Dans le débat, Vincent Loiseau met l’accent sur les valeurs que porte ce projet de loi : « égalité de liberté et émancipation de l’individu ». Et fait un retour de quelques années pour rappeler les débuts de la reconnaissance de l’homosexualité dans la société française. « C’est seulement en 1982 que l’homosexualité a été dépénalisée. Puis le Pacs, en 1999 aura permis de faire un pas vers la reconnaissance des couples homosexuels. »

Aujourd’hui, ce projet de loi, d’après lui, permettra d’ouvrir le mariage aux couples homosexuels afin qu’ils puissent adopter des enfants en créant leur famille. Grâce à ce projet «  c’est la famille qui est reconnue par la société civile de notre pays. » Cette loi consistera à protéger les familles d’homosexuels et de rejeter toutes formes de discrimination à leur encontre. En ce qui concerne les craintes qu’ont les gens sur cette loi, Vincent Loiseau souligne que « les gays, les lesbiennes assument d’avoir des désirs parentaux. »

Pour un couple hétérosexuel, il est normal de souhaiter fonder leur famille et c’est donc la même chose pour les couples homosexuels. « Je ne fais par partie des gens qui disent que ‘Maman et Papa’, c’est le modèle, poursuit Vincent Loiseau. Je crois que notre société est assez ouverte depuis 1980 : des femmes seules élèvent des enfants, des hommes seuls adoptent des enfants. Il y a des familles décomposées. Il y a aussi des gens qui estiment que leur père géniteur n’est pas leur vrai père mais celui qui l’a élevé et éduqué, c’est lui qui prend la place du père. » 

Vincent Loiseau indique au sujet de la filiation qu’il n’est pas question de nier les origines de l’enfant et de sa conception. Il explique : « les lesbiennes qui envisagent la Pma aujourd’hui en France, vont en Espagne ou en Belgique. Elles n’envisagent pas dans le projet de parentalité, la place d’un homme, d’un père et elles ne mentiront pas à leur enfant. Je n’ai jamais entendu aujourd’hui des couples de femmes dire à un enfant qu’elles sont les deux mères. Il n’y a jamais de mensonge là-dessus ».

Jacques, retraité et habitant d’Aulnay-sous-Bois n’est pas convaincu et même extrêmement déçu. « Je trouve que les quatre débateurs de ce soir avaient trois points de vues similaires, le débat n’était pas équilibré. On dit qu‘il y a eu plus d’un million de personnes à la manifestation de dimanche dernier, j’y étais.

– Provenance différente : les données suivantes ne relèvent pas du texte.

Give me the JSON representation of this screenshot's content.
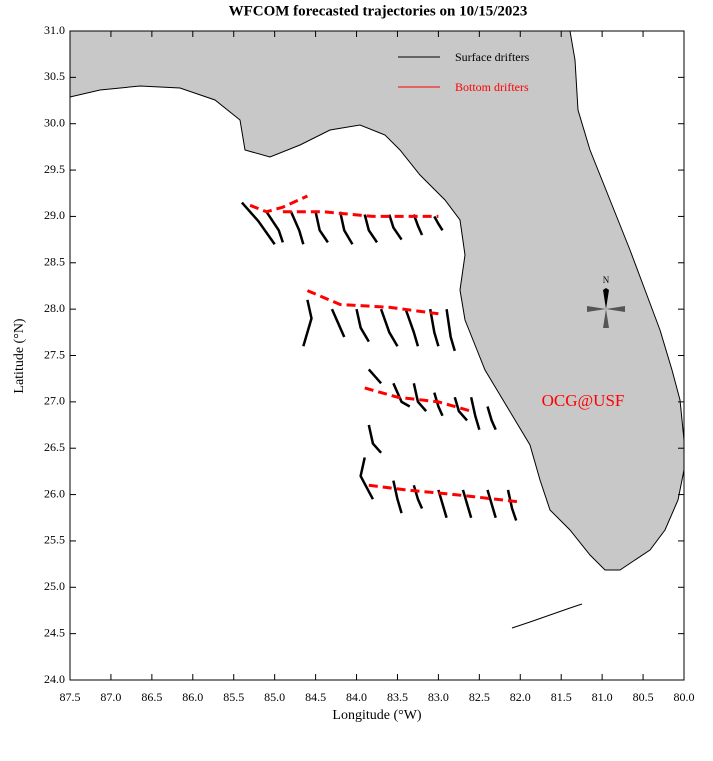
{
  "chart_data": {
    "type": "trajectory",
    "title": "WFCOM forecasted trajectories on 10/15/2023",
    "xlabel": "Longitude (°W)",
    "ylabel": "Latitude (°N)",
    "annotation": "OCG@USF",
    "compass_label": "N",
    "xlim": [
      87.5,
      80.0
    ],
    "ylim": [
      24.0,
      31.0
    ],
    "xticks": [
      87.5,
      {
        "value": 87,
        "label": "87.0"
      },
      86.5,
      {
        "value": 86,
        "label": "86.0"
      },
      85.5,
      {
        "value": 85,
        "label": "85.0"
      },
      84.5,
      {
        "value": 84,
        "label": "84.0"
      },
      83.5,
      {
        "value": 83,
        "label": "83.0"
      },
      82.5,
      {
        "value": 82,
        "label": "82.0"
      },
      81.5,
      {
        "value": 81,
        "label": "81.0"
      },
      80.5,
      {
        "value": 80,
        "label": "80.0"
      }
    ],
    "yticks": [
      {
        "value": 24,
        "label": "24.0"
      },
      24.5,
      {
        "value": 25,
        "label": "25.0"
      },
      25.5,
      {
        "value": 26,
        "label": "26.0"
      },
      26.5,
      {
        "value": 27,
        "label": "27.0"
      },
      27.5,
      {
        "value": 28,
        "label": "28.0"
      },
      28.5,
      {
        "value": 29,
        "label": "29.0"
      },
      29.5,
      {
        "value": 30,
        "label": "30.0"
      },
      30.5,
      {
        "value": 31,
        "label": "31.0"
      }
    ],
    "series": [
      {
        "name": "Surface drifters",
        "color": "#000000",
        "tracks": [
          {
            "x": [
              85.4,
              85.2,
              85.0
            ],
            "y": [
              29.15,
              28.95,
              28.7
            ]
          },
          {
            "x": [
              85.1,
              84.95,
              84.9
            ],
            "y": [
              29.05,
              28.85,
              28.72
            ]
          },
          {
            "x": [
              84.8,
              84.7,
              84.65
            ],
            "y": [
              29.05,
              28.85,
              28.7
            ]
          },
          {
            "x": [
              84.5,
              84.45,
              84.35
            ],
            "y": [
              29.05,
              28.85,
              28.72
            ]
          },
          {
            "x": [
              84.2,
              84.15,
              84.05
            ],
            "y": [
              29.05,
              28.85,
              28.7
            ]
          },
          {
            "x": [
              83.9,
              83.85,
              83.75
            ],
            "y": [
              29.02,
              28.85,
              28.72
            ]
          },
          {
            "x": [
              83.6,
              83.55,
              83.45
            ],
            "y": [
              29.02,
              28.88,
              28.75
            ]
          },
          {
            "x": [
              83.3,
              83.25,
              83.2
            ],
            "y": [
              29.02,
              28.9,
              28.8
            ]
          },
          {
            "x": [
              83.05,
              83.0,
              82.95
            ],
            "y": [
              29.0,
              28.92,
              28.85
            ]
          },
          {
            "x": [
              84.6,
              84.55,
              84.65
            ],
            "y": [
              28.1,
              27.9,
              27.6
            ]
          },
          {
            "x": [
              84.3,
              84.2,
              84.15
            ],
            "y": [
              28.0,
              27.8,
              27.7
            ]
          },
          {
            "x": [
              84.0,
              83.95,
              83.85
            ],
            "y": [
              28.0,
              27.8,
              27.65
            ]
          },
          {
            "x": [
              83.7,
              83.6,
              83.5
            ],
            "y": [
              28.0,
              27.75,
              27.6
            ]
          },
          {
            "x": [
              83.4,
              83.3,
              83.25
            ],
            "y": [
              28.0,
              27.75,
              27.6
            ]
          },
          {
            "x": [
              83.1,
              83.05,
              83.0
            ],
            "y": [
              28.0,
              27.75,
              27.6
            ]
          },
          {
            "x": [
              82.9,
              82.85,
              82.8
            ],
            "y": [
              28.0,
              27.7,
              27.55
            ]
          },
          {
            "x": [
              83.85,
              83.75,
              83.7
            ],
            "y": [
              27.35,
              27.25,
              27.2
            ]
          },
          {
            "x": [
              83.55,
              83.45,
              83.35
            ],
            "y": [
              27.2,
              27.0,
              26.95
            ]
          },
          {
            "x": [
              83.3,
              83.25,
              83.15
            ],
            "y": [
              27.2,
              27.0,
              26.9
            ]
          },
          {
            "x": [
              83.05,
              83.0,
              82.95
            ],
            "y": [
              27.1,
              26.95,
              26.85
            ]
          },
          {
            "x": [
              82.8,
              82.75,
              82.65
            ],
            "y": [
              27.05,
              26.9,
              26.8
            ]
          },
          {
            "x": [
              82.6,
              82.55,
              82.5
            ],
            "y": [
              27.05,
              26.85,
              26.7
            ]
          },
          {
            "x": [
              82.4,
              82.35,
              82.3
            ],
            "y": [
              26.95,
              26.8,
              26.7
            ]
          },
          {
            "x": [
              83.85,
              83.8,
              83.7
            ],
            "y": [
              26.75,
              26.55,
              26.45
            ]
          },
          {
            "x": [
              83.9,
              83.95,
              83.8
            ],
            "y": [
              26.4,
              26.2,
              25.95
            ]
          },
          {
            "x": [
              83.55,
              83.5,
              83.45
            ],
            "y": [
              26.15,
              25.95,
              25.8
            ]
          },
          {
            "x": [
              83.3,
              83.25,
              83.2
            ],
            "y": [
              26.1,
              25.95,
              25.85
            ]
          },
          {
            "x": [
              83.0,
              82.95,
              82.9
            ],
            "y": [
              26.05,
              25.9,
              25.75
            ]
          },
          {
            "x": [
              82.7,
              82.65,
              82.6
            ],
            "y": [
              26.05,
              25.9,
              25.75
            ]
          },
          {
            "x": [
              82.4,
              82.35,
              82.3
            ],
            "y": [
              26.05,
              25.9,
              25.75
            ]
          },
          {
            "x": [
              82.15,
              82.1,
              82.05
            ],
            "y": [
              26.05,
              25.85,
              25.72
            ]
          }
        ]
      },
      {
        "name": "Bottom drifters",
        "color": "#ff0000",
        "tracks": [
          {
            "x": [
              85.3,
              85.1,
              84.9,
              84.6
            ],
            "y": [
              29.12,
              29.05,
              29.1,
              29.22
            ]
          },
          {
            "x": [
              84.9,
              84.4,
              83.8,
              83.0
            ],
            "y": [
              29.05,
              29.05,
              29.0,
              29.0
            ]
          },
          {
            "x": [
              84.6,
              84.2,
              83.6,
              83.0
            ],
            "y": [
              28.2,
              28.05,
              28.02,
              27.95
            ]
          },
          {
            "x": [
              83.9,
              83.5,
              83.0,
              82.6
            ],
            "y": [
              27.15,
              27.05,
              27.0,
              26.9
            ]
          },
          {
            "x": [
              83.85,
              83.4,
              82.8,
              82.0
            ],
            "y": [
              26.1,
              26.05,
              26.0,
              25.92
            ]
          }
        ]
      }
    ]
  }
}
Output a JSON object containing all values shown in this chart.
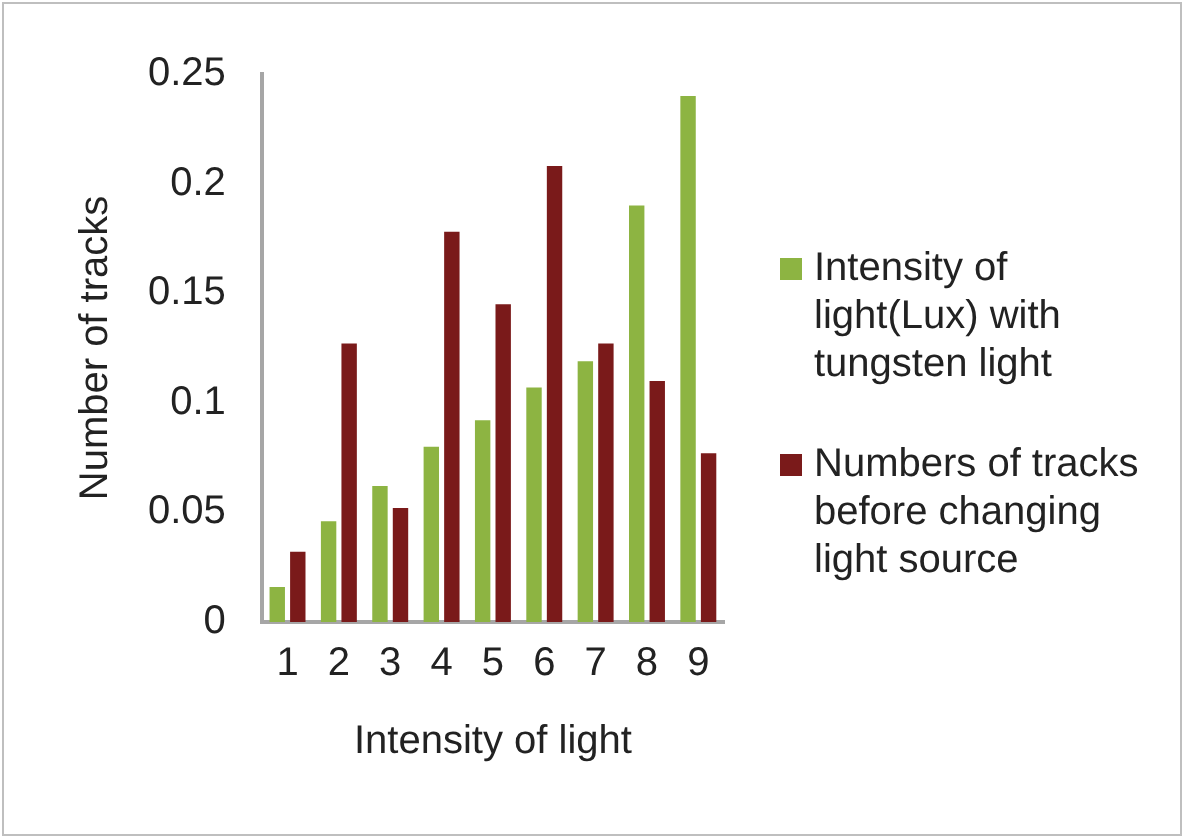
{
  "chart_data": {
    "type": "bar",
    "xlabel": "Intensity of light",
    "ylabel": "Number of tracks",
    "categories": [
      "1",
      "2",
      "3",
      "4",
      "5",
      "6",
      "7",
      "8",
      "9"
    ],
    "series": [
      {
        "name": "Intensity of light(Lux) with tungsten light",
        "color": "#8db442",
        "values": [
          0.016,
          0.046,
          0.062,
          0.08,
          0.092,
          0.107,
          0.119,
          0.19,
          0.24
        ]
      },
      {
        "name": "Numbers of tracks before changing light source",
        "color": "#7a1a1a",
        "values": [
          0.032,
          0.127,
          0.052,
          0.178,
          0.145,
          0.208,
          0.127,
          0.11,
          0.077
        ]
      }
    ],
    "ylim": [
      0,
      0.25
    ],
    "yticks": [
      0,
      0.05,
      0.1,
      0.15,
      0.2,
      0.25
    ],
    "grid": false,
    "legend": "right"
  }
}
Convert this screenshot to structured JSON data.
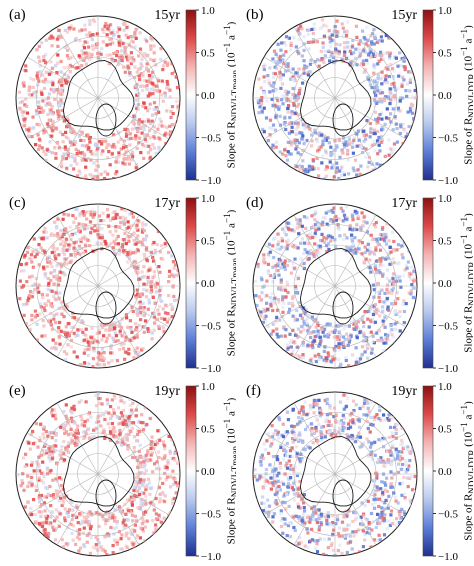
{
  "colorbar": {
    "colors": [
      "#1f2f8f",
      "#5c7ed6",
      "#b9c9ee",
      "#ffffff",
      "#f3b3b3",
      "#dd4a4a",
      "#8e1010"
    ],
    "ticks": [
      "1.0",
      "0.5",
      "0.0",
      "−0.5",
      "−1.0"
    ],
    "tick_values": [
      1.0,
      0.5,
      0.0,
      -0.5,
      -1.0
    ]
  },
  "panels": [
    {
      "label": "(a)",
      "period": "15yr",
      "colorbar_title": "Slope of R<sub>NDVI-Tmean</sub> (10<sup>−1</sup> a<sup>−1</sup>)",
      "variable": "NDVI-Tmean",
      "colors": [
        "#e85a5a",
        "#f29a9a",
        "#f7c4c4",
        "#c9d3f1",
        "#e44a4a",
        "#f5b0b0"
      ]
    },
    {
      "label": "(b)",
      "period": "15yr",
      "colorbar_title": "Slope of R<sub>NDVI-DTR</sub> (10<sup>−1</sup> a<sup>−1</sup>)",
      "variable": "NDVI-DTR",
      "colors": [
        "#6f8ee0",
        "#e86a6a",
        "#aabde9",
        "#f4b5b5",
        "#4a66c9",
        "#dfe6f7"
      ]
    },
    {
      "label": "(c)",
      "period": "17yr",
      "colorbar_title": "Slope of R<sub>NDVI-Tmean</sub> (10<sup>−1</sup> a<sup>−1</sup>)",
      "variable": "NDVI-Tmean",
      "colors": [
        "#e85a5a",
        "#f29a9a",
        "#f7c4c4",
        "#c9d3f1",
        "#e44a4a",
        "#f5b0b0"
      ]
    },
    {
      "label": "(d)",
      "period": "17yr",
      "colorbar_title": "Slope of R<sub>NDVI-DTR</sub> (10<sup>−1</sup> a<sup>−1</sup>)",
      "variable": "NDVI-DTR",
      "colors": [
        "#6f8ee0",
        "#e86a6a",
        "#aabde9",
        "#f4b5b5",
        "#4a66c9",
        "#dfe6f7"
      ]
    },
    {
      "label": "(e)",
      "period": "19yr",
      "colorbar_title": "Slope of R<sub>NDVI-Tmean</sub> (10<sup>−1</sup> a<sup>−1</sup>)",
      "variable": "NDVI-Tmean",
      "colors": [
        "#e85a5a",
        "#f29a9a",
        "#f7c4c4",
        "#c9d3f1",
        "#e44a4a",
        "#f5b0b0"
      ]
    },
    {
      "label": "(f)",
      "period": "19yr",
      "colorbar_title": "Slope of R<sub>NDVI-DTR</sub> (10<sup>−1</sup> a<sup>−1</sup>)",
      "variable": "NDVI-DTR",
      "colors": [
        "#6f8ee0",
        "#e86a6a",
        "#aabde9",
        "#f4b5b5",
        "#4a66c9",
        "#dfe6f7"
      ]
    }
  ],
  "map": {
    "projection": "north-polar-stereographic",
    "grid_color": "#b5b5b5",
    "coast_color": "#1a1a1a"
  }
}
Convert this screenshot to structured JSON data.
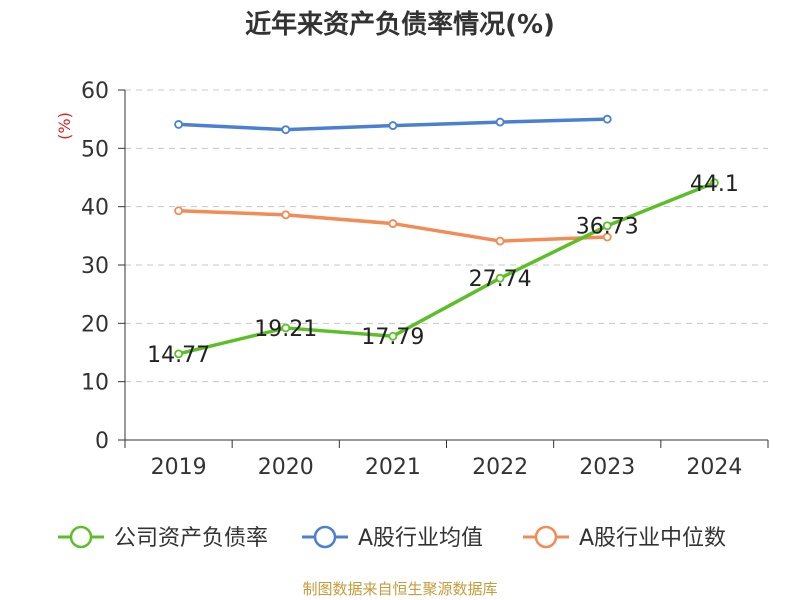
{
  "title": "近年来资产负债率情况(%)",
  "source": "制图数据来自恒生聚源数据库",
  "chart_data": {
    "type": "line",
    "categories": [
      "2019",
      "2020",
      "2021",
      "2022",
      "2023",
      "2024"
    ],
    "ylabel": "(%)",
    "ylim": [
      0,
      60
    ],
    "yticks": [
      0,
      10,
      20,
      30,
      40,
      50,
      60
    ],
    "grid": true,
    "legend_position": "bottom",
    "series": [
      {
        "name": "公司资产负债率",
        "color": "#5cbf28",
        "values": [
          14.77,
          19.21,
          17.79,
          27.74,
          36.73,
          44.1
        ],
        "labels": [
          "14.77",
          "19.21",
          "17.79",
          "27.74",
          "36.73",
          "44.1"
        ]
      },
      {
        "name": "A股行业均值",
        "color": "#4a7fd4",
        "values": [
          54.1,
          53.2,
          53.9,
          54.5,
          55.0,
          null
        ]
      },
      {
        "name": "A股行业中位数",
        "color": "#f28b54",
        "values": [
          39.3,
          38.6,
          37.1,
          34.1,
          34.8,
          null
        ]
      }
    ]
  }
}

Et là, nous avons un débat avec 3 personnes y compris une catholique pensant la même chose. Il y a eu aucune différence. » Il ajoute qu’« un enfant a besoin d’un père et d’une mère, même si il y a des exceptions dans des familles homosexuelles. Ces enfants auront quand même besoin, d’un point de vue de  filiation, d’avoir des repères. »

Il ajoute avec conviction « les enfants  sont nés d’un papa et d’une maman obligatoirement.  Je pense qu’ils vivront très mal, s’ils n’arrivent pas à connaître leur filiation. » Au sujet du mariage, il aurait préféré, lui aussi, qu’un autre terme soit choisi au lieu du mot du mariage. Il estime que le gouvernement aurait plutôt dû améliorer le Pacs.

Une autre Aulnaysienne donne son opinion. Dans le cadre professionnel, elle a rencontré une femme qui vivait avec une autre femme. Elles ont eu une fille. Cette habitante a côtoyé cette femme lesbienne durant 10 ans dans le groupe scolaire où elle travaillait en tant qu’enseignante. L’enfant de ce couple homosexuel a aujourd’hui une vingtaine d’années et suit des études supérieures.

« Elle a toujours vécu avec bonheur la relation que pouvaient entretenir ses deux parents » dit-elle. Cette habitante ajoute que « son ancienne collègue, qui était la vraie mère de l’enfant, se demandait ce qu’allait devenir sa fille, mineure à cette époque, si elle mourait.» Et ce soir, cette habitante témoigne pour son ancienne collègue devant l’assemblée. Elle estime qu’il faut protéger les enfants de parents homosexuels, en cas de décès de l’un des parents, en donnant des droits aux couples homosexuels. C’est pourquoi, elle dit oui au projet de loi du mariage pour tous.

Ce débat s’inscrivait dans les termes d’un débat citoyen en vu du projet de loi sur le Mariage pour tous qui sera discuté du 29 janvier 2012 au 12 février 2013 à l’Assemblée nationale. Et mars, ce sera au tour de la PMA, pour les couples de femmes homosexuelles, mariées ou non d’être présentée au conseil des ministres.